FOXA2 modulates the proliferation and metastasis of esophageal squamous cell carcinoma by suppressing proteasome activity

Background Esophageal squamous cell carcinoma (ESCC) represents a highly lethal malignancy. The FOXA2 was involved in cellular proliferation, differentiation, tumorigenesis, and metastasis. The precise regulatory mechanisms of FOXA2 in ESCC progression remain unclear. Materials and methods Western blotting, reverse transcription-quantitative polymerase chain reaction, and immunohistochemistry were used to detect the expression level of FOXA2, CCK-8, transwell, and wound healing assays in vitro and xenograft tumor model in vivo were applied to assess the function of FOXA2. RNA-Seq analysis and the following functional assays were used to elucidate the relationship between FOXA2 and proteasome activity. Results The expression level of FOXA2 was downregulated in ECSS tissues and cells. Overexpression of FOXA2 in ESCC cells inhibited epithelial-mesenchymal transition in ESCC cells with the upregulation of E-cadherin and downregulation of Vimentin.
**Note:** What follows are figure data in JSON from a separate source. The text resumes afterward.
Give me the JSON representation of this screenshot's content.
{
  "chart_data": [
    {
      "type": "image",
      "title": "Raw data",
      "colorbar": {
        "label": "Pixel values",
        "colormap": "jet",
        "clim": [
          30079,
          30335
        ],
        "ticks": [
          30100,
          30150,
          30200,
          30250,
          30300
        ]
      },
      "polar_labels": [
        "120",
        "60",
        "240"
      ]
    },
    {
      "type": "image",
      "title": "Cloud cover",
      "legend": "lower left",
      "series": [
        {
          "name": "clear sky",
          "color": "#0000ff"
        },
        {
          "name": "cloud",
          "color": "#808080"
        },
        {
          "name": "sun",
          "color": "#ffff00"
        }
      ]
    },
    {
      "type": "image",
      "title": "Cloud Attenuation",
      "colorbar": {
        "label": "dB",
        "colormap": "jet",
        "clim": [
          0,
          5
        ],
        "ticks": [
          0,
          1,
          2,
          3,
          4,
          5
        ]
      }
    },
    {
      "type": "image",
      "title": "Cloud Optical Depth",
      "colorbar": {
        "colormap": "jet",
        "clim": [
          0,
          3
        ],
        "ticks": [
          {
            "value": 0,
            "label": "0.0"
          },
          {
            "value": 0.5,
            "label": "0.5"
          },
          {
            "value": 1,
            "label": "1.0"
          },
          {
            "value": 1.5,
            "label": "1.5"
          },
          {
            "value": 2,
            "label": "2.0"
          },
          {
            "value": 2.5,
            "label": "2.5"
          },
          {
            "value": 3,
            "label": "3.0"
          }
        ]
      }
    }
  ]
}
Meanwhile, overexpression of FOXA2 inhibited the proliferation, migration, and invasion of ESCC cells. Mechanically, proteasome was involved in the ESCC cells proliferation and invasion inhibition induced by FOXA2, and reduced proteasome activity inhibited ESCC cells proliferation and invasion. Conclusion FOXA2 inhibited the proliferation and invasion of ESCC cells by regulating proteasome activity. FOXA2 plays a critical role in ESCC progression and may act as a potential candidate target for ESCC treatment.